Silver Chips Online

A sensational "Spiderman"

A supreme trilogy in Spidey saga

By Bridget Egan, Online Art Editor
May 10, 2007
"Spiderman 3" is the manifestation of the audience's deepest fears, or rather three if any audience members suffer from arachnophobia. Not only is the film a comicbook adaptation, which are notorious for their poor transition from paper to film, but it is also a sequel, which are also infamously bad. As all Spiderman fans know, with great power comes great responsibility, and Director Sam Raimi handles this power masterfully.

Created by comic maestro Stan Lee, who makes a cameo appearance in the film, Spiderman has been hailed as one of the greatest superheroes of all time. Through good times and bad, fans of the comic and animated series alike have been united by one factor alone; their love for the friendly neighborhood web-swinger. Regardless of their preference, be it the comic, the previous films or the television series, all fans will be amazed.

There are three villains in "Spiderman 3," all of whom are recognizable as classic bad guys from the early days of the comic. Harry Osborn (James Franco), introduced in the first film as one of the few friends of Peter Parker (Tobey Maguire), takes on the identity of his late father and becomes a new and improved version of the Green Goblin who is determined to destroy Spidey.

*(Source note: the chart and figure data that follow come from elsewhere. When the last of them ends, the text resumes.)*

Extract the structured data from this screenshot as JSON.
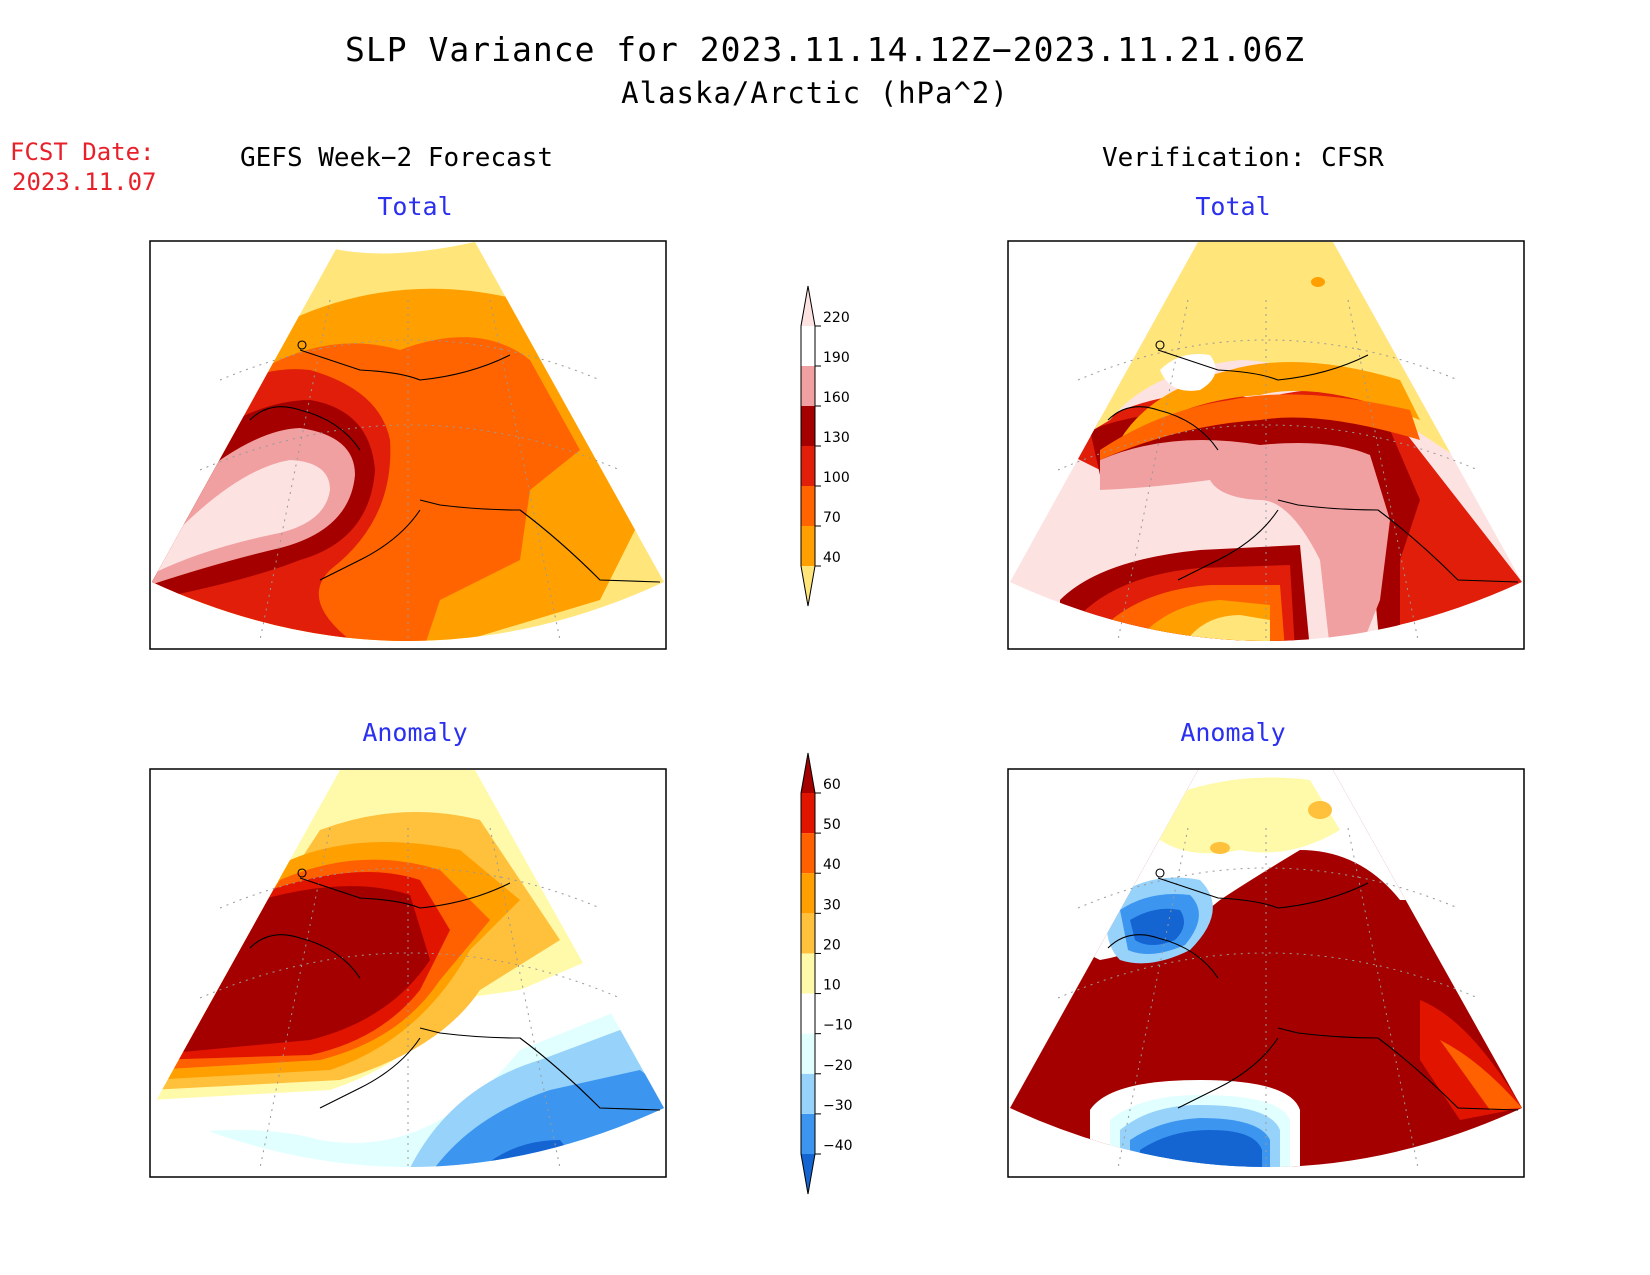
{
  "title": "SLP Variance for 2023.11.14.12Z−2023.11.21.06Z",
  "subtitle": "Alaska/Arctic (hPa^2)",
  "fcst_date_label": "FCST Date:",
  "fcst_date_value": "2023.11.07",
  "columns": {
    "left": "GEFS Week−2 Forecast",
    "right": "Verification: CFSR"
  },
  "panels": {
    "top_left": "Total",
    "top_right": "Total",
    "bottom_left": "Anomaly",
    "bottom_right": "Anomaly"
  },
  "total_colorbar": {
    "levels": [
      "40",
      "70",
      "100",
      "130",
      "160",
      "190",
      "220"
    ],
    "colors": [
      "#ffe57a",
      "#ffa000",
      "#ff6400",
      "#e01e0a",
      "#a50000",
      "#f0a0a0",
      "#fde2e2"
    ]
  },
  "anomaly_colorbar": {
    "levels": [
      "−40",
      "−30",
      "−20",
      "−10",
      "10",
      "20",
      "30",
      "40",
      "50",
      "60"
    ],
    "colors": [
      "#1464d2",
      "#3c96f0",
      "#96d2fa",
      "#e1ffff",
      "#ffffff",
      "#fffaaa",
      "#ffc03c",
      "#ffa000",
      "#ff6000",
      "#e11400",
      "#a50000"
    ]
  },
  "colors": {
    "title_text": "#000000",
    "fcst_text": "#e8202a",
    "panel_title": "#2a2ff0"
  }
}
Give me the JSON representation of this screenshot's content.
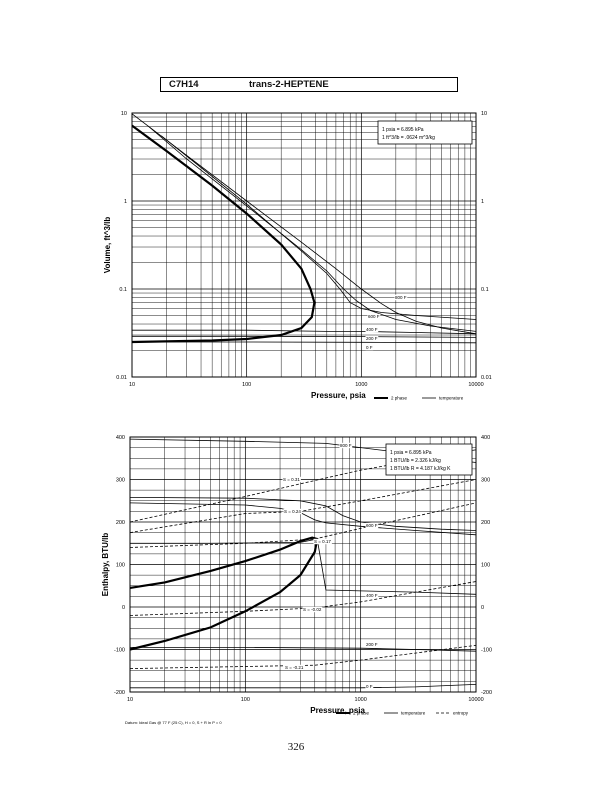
{
  "header": {
    "formula": "C7H14",
    "compound": "trans-2-HEPTENE"
  },
  "page_number": "326",
  "chart_data": [
    {
      "id": "volume",
      "type": "line",
      "xscale": "log",
      "yscale": "log",
      "xlim": [
        10,
        10000
      ],
      "ylim": [
        0.01,
        10
      ],
      "xticks": [
        "10",
        "100",
        "1000",
        "10000"
      ],
      "yticks": [
        "0.01",
        "0.1",
        "1",
        "10"
      ],
      "xlabel": "Pressure,  psia",
      "ylabel": "Volume,  ft^3/lb",
      "grid": true,
      "note_lines": [
        "1 psia = 6.895 kPa",
        "1 ft^3/lb = .0624 m^3/kg"
      ],
      "legend": [
        {
          "label": "2 phase",
          "style": "bold"
        },
        {
          "label": "temperature",
          "style": "solid"
        }
      ],
      "series": [
        {
          "name": "2 phase",
          "style": "bold",
          "points": [
            [
              10,
              7.2
            ],
            [
              20,
              3.7
            ],
            [
              50,
              1.5
            ],
            [
              100,
              0.72
            ],
            [
              200,
              0.32
            ],
            [
              300,
              0.17
            ],
            [
              360,
              0.1
            ],
            [
              390,
              0.07
            ],
            [
              370,
              0.048
            ],
            [
              300,
              0.036
            ],
            [
              200,
              0.03
            ],
            [
              100,
              0.027
            ],
            [
              50,
              0.026
            ],
            [
              10,
              0.025
            ]
          ]
        },
        {
          "name": "800 F",
          "label": "800 F",
          "style": "solid",
          "points": [
            [
              10,
              9.8
            ],
            [
              30,
              3.3
            ],
            [
              100,
              1
            ],
            [
              300,
              0.34
            ],
            [
              600,
              0.17
            ],
            [
              1000,
              0.1
            ],
            [
              1500,
              0.068
            ],
            [
              2000,
              0.054
            ],
            [
              3000,
              0.043
            ],
            [
              5000,
              0.036
            ],
            [
              10000,
              0.031
            ]
          ]
        },
        {
          "name": "600 F",
          "label": "600 F",
          "style": "solid",
          "points": [
            [
              14,
              7
            ],
            [
              30,
              3
            ],
            [
              100,
              0.88
            ],
            [
              300,
              0.28
            ],
            [
              500,
              0.16
            ],
            [
              700,
              0.1
            ],
            [
              900,
              0.074
            ],
            [
              1200,
              0.057
            ],
            [
              2000,
              0.045
            ],
            [
              4000,
              0.038
            ],
            [
              10000,
              0.033
            ]
          ]
        },
        {
          "name": "500 F",
          "style": "solid",
          "points": [
            [
              18,
              5.5
            ],
            [
              40,
              2.4
            ],
            [
              100,
              0.92
            ],
            [
              300,
              0.27
            ],
            [
              500,
              0.15
            ],
            [
              650,
              0.1
            ],
            [
              800,
              0.07
            ],
            [
              1000,
              0.06
            ],
            [
              1500,
              0.054
            ],
            [
              3000,
              0.05
            ],
            [
              10000,
              0.045
            ]
          ]
        },
        {
          "name": "400 F",
          "label": "400 F",
          "style": "solid",
          "points": [
            [
              10,
              0.034
            ],
            [
              100,
              0.034
            ],
            [
              500,
              0.033
            ],
            [
              1000,
              0.033
            ],
            [
              3000,
              0.032
            ],
            [
              10000,
              0.031
            ]
          ]
        },
        {
          "name": "200 F",
          "label": "200 F",
          "style": "solid",
          "points": [
            [
              10,
              0.029
            ],
            [
              100,
              0.029
            ],
            [
              1000,
              0.0288
            ],
            [
              10000,
              0.0282
            ]
          ]
        },
        {
          "name": "0 F",
          "label": "0 F",
          "style": "solid",
          "points": [
            [
              10,
              0.025
            ],
            [
              100,
              0.025
            ],
            [
              1000,
              0.0248
            ],
            [
              10000,
              0.0245
            ]
          ]
        }
      ]
    },
    {
      "id": "enthalpy",
      "type": "line",
      "xscale": "log",
      "yscale": "linear",
      "xlim": [
        10,
        10000
      ],
      "ylim": [
        -200,
        400
      ],
      "xticks": [
        "10",
        "100",
        "1000",
        "10000"
      ],
      "yticks": [
        "-200",
        "-100",
        "0",
        "100",
        "200",
        "300",
        "400"
      ],
      "xlabel": "Pressure,  psia",
      "ylabel": "Enthalpy,  BTU/lb",
      "grid": true,
      "note_lines": [
        "1 psia = 6.895 kPa",
        "1 BTU/lb = 2.326 kJ/kg",
        "1 BTU/lb R = 4.187 kJ/kg K"
      ],
      "footnote": "Datum: Ideal Gas @ 77 F (25 C), H = 0, S + R ln P = 0",
      "legend": [
        {
          "label": "2 phase",
          "style": "bold"
        },
        {
          "label": "temperature",
          "style": "solid"
        },
        {
          "label": "entropy",
          "style": "dashed"
        }
      ],
      "series": [
        {
          "name": "2 phase",
          "style": "bold",
          "points": [
            [
              10,
              45
            ],
            [
              20,
              58
            ],
            [
              50,
              85
            ],
            [
              100,
              108
            ],
            [
              200,
              135
            ],
            [
              300,
              155
            ],
            [
              380,
              163
            ],
            [
              420,
              160
            ],
            [
              400,
              130
            ],
            [
              300,
              75
            ],
            [
              200,
              35
            ],
            [
              100,
              -10
            ],
            [
              50,
              -48
            ],
            [
              20,
              -80
            ],
            [
              10,
              -100
            ]
          ]
        },
        {
          "name": "800 F",
          "label": "800 F",
          "style": "solid",
          "points": [
            [
              10,
              395
            ],
            [
              100,
              390
            ],
            [
              500,
              385
            ],
            [
              1000,
              375
            ],
            [
              2000,
              365
            ],
            [
              5000,
              350
            ],
            [
              10000,
              340
            ]
          ]
        },
        {
          "name": "600 F",
          "label": "600 F",
          "style": "solid",
          "points": [
            [
              10,
              258
            ],
            [
              100,
              256
            ],
            [
              300,
              250
            ],
            [
              500,
              238
            ],
            [
              700,
              215
            ],
            [
              1000,
              200
            ],
            [
              2000,
              190
            ],
            [
              5000,
              183
            ],
            [
              10000,
              180
            ]
          ]
        },
        {
          "name": "500 F",
          "style": "solid",
          "points": [
            [
              10,
              245
            ],
            [
              100,
              240
            ],
            [
              200,
              232
            ],
            [
              300,
              222
            ],
            [
              400,
              205
            ],
            [
              500,
              198
            ],
            [
              1000,
              190
            ],
            [
              3000,
              180
            ],
            [
              10000,
              170
            ]
          ]
        },
        {
          "name": "400 F",
          "label": "400 F",
          "style": "solid",
          "points": [
            [
              10,
              150
            ],
            [
              50,
              150
            ],
            [
              300,
              152
            ],
            [
              420,
              160
            ],
            [
              500,
              40
            ],
            [
              1000,
              38
            ],
            [
              3000,
              35
            ],
            [
              10000,
              30
            ]
          ]
        },
        {
          "name": "200 F",
          "label": "200 F",
          "style": "solid",
          "points": [
            [
              10,
              -95
            ],
            [
              100,
              -95
            ],
            [
              1000,
              -97
            ],
            [
              3000,
              -100
            ],
            [
              10000,
              -104
            ]
          ]
        },
        {
          "name": "0 F",
          "label": "0 F",
          "style": "solid",
          "points": [
            [
              10,
              -190
            ],
            [
              100,
              -190
            ],
            [
              1000,
              -190
            ],
            [
              3000,
              -188
            ],
            [
              10000,
              -182
            ]
          ]
        },
        {
          "name": "S = 0.31",
          "label": "S = 0.31",
          "style": "dashed",
          "points": [
            [
              10,
              200
            ],
            [
              100,
              260
            ],
            [
              300,
              290
            ],
            [
              1000,
              322
            ],
            [
              10000,
              370
            ]
          ]
        },
        {
          "name": "S = 0.24",
          "label": "S = 0.24",
          "style": "dashed",
          "points": [
            [
              10,
              175
            ],
            [
              100,
              220
            ],
            [
              300,
              225
            ],
            [
              1000,
              250
            ],
            [
              10000,
              300
            ]
          ]
        },
        {
          "name": "S = 0.17",
          "label": "S = 0.17",
          "style": "dashed",
          "points": [
            [
              10,
              140
            ],
            [
              100,
              150
            ],
            [
              400,
              160
            ],
            [
              1000,
              185
            ],
            [
              10000,
              245
            ]
          ]
        },
        {
          "name": "S = -0.02",
          "label": "S = -0.02",
          "style": "dashed",
          "points": [
            [
              10,
              -20
            ],
            [
              100,
              -10
            ],
            [
              400,
              -2
            ],
            [
              1000,
              12
            ],
            [
              10000,
              60
            ]
          ]
        },
        {
          "name": "S = -0.21",
          "label": "S = -0.21",
          "style": "dashed",
          "points": [
            [
              10,
              -145
            ],
            [
              100,
              -140
            ],
            [
              400,
              -137
            ],
            [
              1000,
              -125
            ],
            [
              10000,
              -90
            ]
          ]
        }
      ]
    }
  ]
}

The next challenge for Spiderman is villain Sandman (Thomas Haden Church) who has the ability to transform his body into and absorb sand, allowing him to grow in size.

The final villain, and what a unique villain it is, is an alien symbiote that comes to Earth during a meteor shower. This symbiote needs to bond with a host in order to survive and chooses none other than Peter Parker.

When Parker bonds with the symbiote he goes to Dr. Curt Conners (future Spiderman villain Lizard) who informs him that the symbiote is likely to enhance the host's aggressive nature. For Peter the symbiote triggers an aggressive and sexually-charged reaction, leading fans to a "Saturday Night Fever"-esque scene that really ought to have been left in the 70's.

However, the bad taste that this scene leaves with the audience is quickly washed away by a cinematically stunning and visually chilling sequence during which Spidey abandons the symbiote and Venom is created.

Villain Venom is Daily Bugle photographer Eddie Brock (Topher Grace) who is the human host for the extra-terrestrial symbiote. The symbiote and Brock, who develops a vendetta against Parker through professional clashes at the Bugle, decide to team up and take Spiderman down once and for all.

Including the alien symbiote and Venom, who is often considered one of the best Spiderman villains ever created, is a brilliant choice on director Raimi's part. Not only is it an excellent opportunity to show off the advanced special-effect, but it also gives the audience a chance to see Peter Parker as more human.

True fans (or as Stan Lee would call them: "true believers") of the comic will recognize distinct differences between the film and the comic. One obvious instance of creative liberties is the skewing of the time-line in the film. The symbiote did not bond with Parker until it's appearance in the mid 80's, by which point both Gwen Stacy (Bryce Dallas Howard) and Captain George Stacy (James Cromwell) would be dead.

Fans will also notice that Venom/Brock referred to himself as "I," rather than the "we" that was always used in the comics which demonstrates the extent of the bond between Brock and the symbiote.

Raimi made excellent directing choices, specifically when it comes to Gwen Stacy. Stacy, who is killed by the Green Goblin in the comic, lives throughout the film. Had Raimi decided to include her death in the film, one of two things would have happen. In the comic, Stacy, who is romantically involved with Parker, is thrown of a bridge by the Green Goblin (a scene that was stolen for the climax of the first "Spiderman.")

If Raimi had kept Stacy's death unchanged, audiences would complain and had he strayed too far from the original plot, which remains a crucial moment in comic history by marking the end of the Silver Age of comic books. Thus, by keeping her as a secondary, almost tertiary, character, Raimi maintains the integrity of her character while still making her storyline interesting and part of the overall plot.

The plot is complex, the cast is talented, the effects are intense, the directing is flawless, the cinematography is graceful and the hero is believable. "Spiderman 3" is hardly a tangled web, but rather a stunning tapestry composed of all of the perfect movie elements, but most importantly it does not stray too far from the comic books.

"Spiderman 3" is rated PG-13 for sequences of intense action violence.